In the border province of Gurez last year, the PDP and NC both attracted voters through a mix of theatrics and “election goodies,” which included supplying them with snow boots, cellphones, and money. In Kargil, several years ago, gifting a fat hen and distributing it among those who could mobilise voters served a similar purpose. Such was the intensity of the PDP-NC animosity in Gurez in 2015 that political adversaries refused to attend the same mosque or pray together.

In this case, we see the “self” fractured along party lines, and yoked more broadly to the banal workings of “Indian democracy.” Compared to these party affiliations, which seem fleeting and eventually reconcilable, other identities to us (the regional, religious variety) appear more ahistoric and primordial. I do not wish to discount people’s political agency, their religious or regional affinities and aspirations, or their cultural and linguistic differences. And yet there is an urgent need to foreground how the politics of the “self” has been mobilised by the state to defer Kashmir’s political settlement either by actively encouraging political/regional divisions or by pitting one identity or political aspiration against another.

For instance, the demand of a Union Territory in Leh is strategically deployed at critical moments to inflame regional and religious divisions between Ladakh and Kashmir. Kargilis, who are mostly Shi’a Muslim, reject the UT demand in favor of Greater Ladakh so they can revitalize their broken ties with Baltistan. Other, smaller minorities in Ladakh, such as Brogpas, foreground their unique “racial” status as Aryans to differentiate themselves from other Ladakhis. In recent years, the RSS has politicised this difference to portray these minorities as authentically Hindu, so it can claim and Hinduise Kashmir’s borders.

If we shift attention to the larger political and historic issue of Kashmir’s unresolved status that has shaped the lives of Ladakhis, Kargilis, Gujjars, Brogpas, and Kashmiris alike, we see them not as fragments but as allies in their common struggle against the deferment of the Kashmir crisis

I see these political identities as the outcome of the same state apparatus that has continually stalled Kashmir’s political settlement in the name of India’s national interest. In the flurry of debates on Kashmir in which Ladakh, Kashmir, and Jammu are seen as politically divided entities, there is a conveniently brushed aside foundational truth. Jammu and Kashmir is a disputed territory and has been since 1947. The relentless focus on J&K’s fragmented politics by progressives and conservatives alike is oriented to deferring its political resolution, to hold on to Kashmir a wee bit longer.

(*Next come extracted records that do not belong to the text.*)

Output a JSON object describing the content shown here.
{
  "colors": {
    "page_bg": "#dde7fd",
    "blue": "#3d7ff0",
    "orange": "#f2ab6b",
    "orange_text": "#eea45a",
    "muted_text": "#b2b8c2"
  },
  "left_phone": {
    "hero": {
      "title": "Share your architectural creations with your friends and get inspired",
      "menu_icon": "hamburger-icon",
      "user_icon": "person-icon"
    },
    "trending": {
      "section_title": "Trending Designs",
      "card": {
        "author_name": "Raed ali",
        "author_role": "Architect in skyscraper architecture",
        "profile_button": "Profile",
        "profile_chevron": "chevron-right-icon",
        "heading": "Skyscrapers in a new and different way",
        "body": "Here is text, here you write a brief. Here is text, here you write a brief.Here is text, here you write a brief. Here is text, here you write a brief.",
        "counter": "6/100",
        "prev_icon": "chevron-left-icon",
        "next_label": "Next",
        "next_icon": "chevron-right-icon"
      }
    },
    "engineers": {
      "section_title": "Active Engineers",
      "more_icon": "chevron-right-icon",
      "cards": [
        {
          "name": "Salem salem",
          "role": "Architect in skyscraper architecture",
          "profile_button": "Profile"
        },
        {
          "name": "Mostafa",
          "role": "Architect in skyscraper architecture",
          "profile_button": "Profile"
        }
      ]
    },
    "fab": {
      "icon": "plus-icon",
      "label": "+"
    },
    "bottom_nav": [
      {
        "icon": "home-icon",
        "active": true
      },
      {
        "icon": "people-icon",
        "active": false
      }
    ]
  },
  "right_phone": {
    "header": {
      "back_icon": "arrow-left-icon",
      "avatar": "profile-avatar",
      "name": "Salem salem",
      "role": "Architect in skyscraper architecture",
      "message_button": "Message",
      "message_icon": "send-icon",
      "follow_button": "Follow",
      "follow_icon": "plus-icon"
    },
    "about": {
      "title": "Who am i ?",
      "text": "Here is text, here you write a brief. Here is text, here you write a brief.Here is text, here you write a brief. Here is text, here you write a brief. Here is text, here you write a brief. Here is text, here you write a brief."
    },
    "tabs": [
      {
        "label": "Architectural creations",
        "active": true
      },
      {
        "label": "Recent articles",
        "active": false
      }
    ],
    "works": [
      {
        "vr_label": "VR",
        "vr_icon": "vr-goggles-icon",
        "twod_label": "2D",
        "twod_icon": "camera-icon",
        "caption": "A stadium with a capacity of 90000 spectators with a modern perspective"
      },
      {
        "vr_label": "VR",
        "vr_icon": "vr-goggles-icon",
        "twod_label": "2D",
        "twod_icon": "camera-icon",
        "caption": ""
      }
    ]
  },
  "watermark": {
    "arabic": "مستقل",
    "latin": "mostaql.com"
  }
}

J&K’s unresolved status is the reason why everyone in the state has suffered, whether it is because of a brutal military occupation, because of the LoC that violently splits people and communities, or because of collaborative governments that purposefully play divide and rule. If we shift attention to the larger political and historic issue of Kashmir’s unresolved status that has shaped the lives of Ladakhis, Kargilis, Gujjars, Brogpas, and Kashmiris alike, we see them not as fragments but as allies in their common struggle against the deferment of the Kashmir crisis—a crisis that can only be resolved in accordance with people’s aspirations.

Such an alignment would make visible the mechanics of how to best devise inclusive models of a plebiscite. But without the political commitment and honesty required to accept Kashmir’s temporary accession to India, all we hear are the laments of the progressives, left-liberals, as well as the ultra-conservatives alike, over fractured Kashmiri identities. Those who supposedly represent the interests of Kashmir’s marginalised groups should indeed be at the forefront of demanding Kashmir’s political resolution, unless, of course, their intention is to prop up the bogey of difference to stifle challenges to the hegemonic idea of Indian nationhood, in which Kashmir will always remain a prized territory and an integral part of India. The political status quo and violent borders do little to create genuine spaces for dialogue and dissent for those whose difference is deployed to undermine Kashmir’s disputed political status.